There’s an editing acronym I’ve become familiar with over the past few years – NQR, or ‘Not Quite Right’. It’s a polite way for an editor to say, ‘Hey, the word you’ve used here isn’t working – can you try something else?’ I’ve often laughed guiltily at the word circled on the page – having known all along, for example, that ‘astringent’ is not an apt descriptor for the smell of seaweed.
I love the acronym NQR so much, I’ve started using it outside of the realm of writing. Last week I sniffed the yoghurt in the fridge and concluded that it was NQR. Chatting to a real estate agent at the local shops yesterday, I decided that there was something NQR about him. Summer in Sydney has been NQR this year, and there’s something definitely NQR about the popularity of Junior Masterchef.
And recently, I wondered if there was something NQR about two men I have had a mild crush on for some time: Alain de Botton (Philosopher) and Firass Dirani (Actor). And in both cases, it was because of the way they talked about their mothers.
In de Botton’s case, he was quoted in an article (Sunday Life, 19/2/12) describing his mother thus: ‘She had a hard time being a maternal figure and wasn’t able to give me the confidence that I believe a boy needs to succeed with women in adolescence… Even now, the sort of women who remind me of my mother – glamorous, high maintenance – put me off.’

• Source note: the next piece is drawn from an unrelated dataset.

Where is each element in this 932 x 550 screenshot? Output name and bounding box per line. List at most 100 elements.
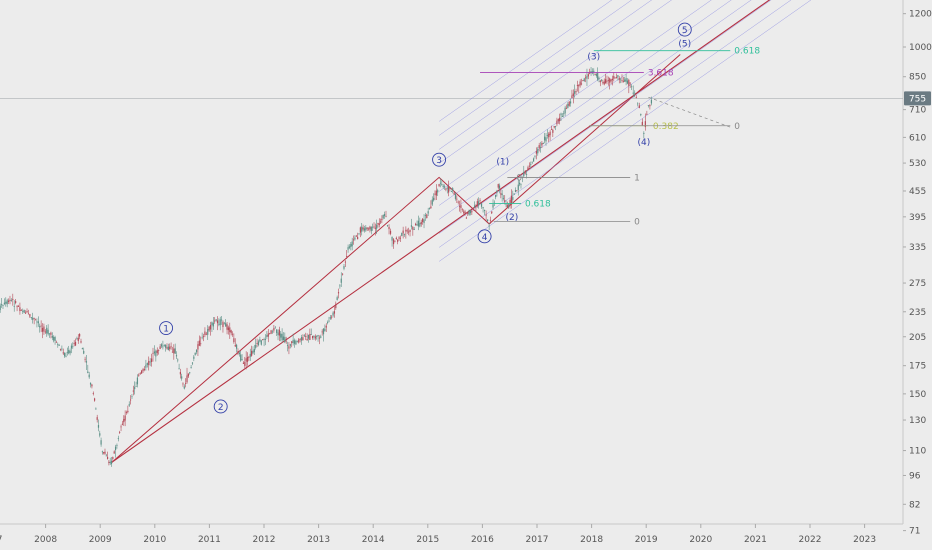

Meanwhile, up the other end of the spectrum, Dirani was quoted a fortnight later, stating: ‘My mother, Sobhia, is the strongest woman I know. She is Lebanese; fiery and passionate… Needless to say, my future girlfriend/wife would have to love my mother. She would need to respect her more than she respects me.’
Really? The extremity of these comments interested me – de Botton blames his mother for his early romantic failures, while Dirani lauds his mother as a model of virtue to which all aspiring partners should pay homage. There’s something NQR about it: there’s Bad-Ass Mum and Perfect Mum. Where’s the middle ground?
In my experience, mothers are complex beings. Like the characters in my novel, real mothers are flawed. They love their children desperately, they fail to meet expectations (especially their own) but they do the best they can in an increasingly complicated world. They are neither Good nor Evil, neither utterly virtuous nor thoroughly irredeemable.
When my own kids grow up, I can only hope they won’t relegate me to either end of the maternal spectrum. Instead, I hope they will locate me – and love me – somewhere in between… in the terrain of the ‘Good Enough’ mother. And that’s where most of us operate most of the time, don’t you think?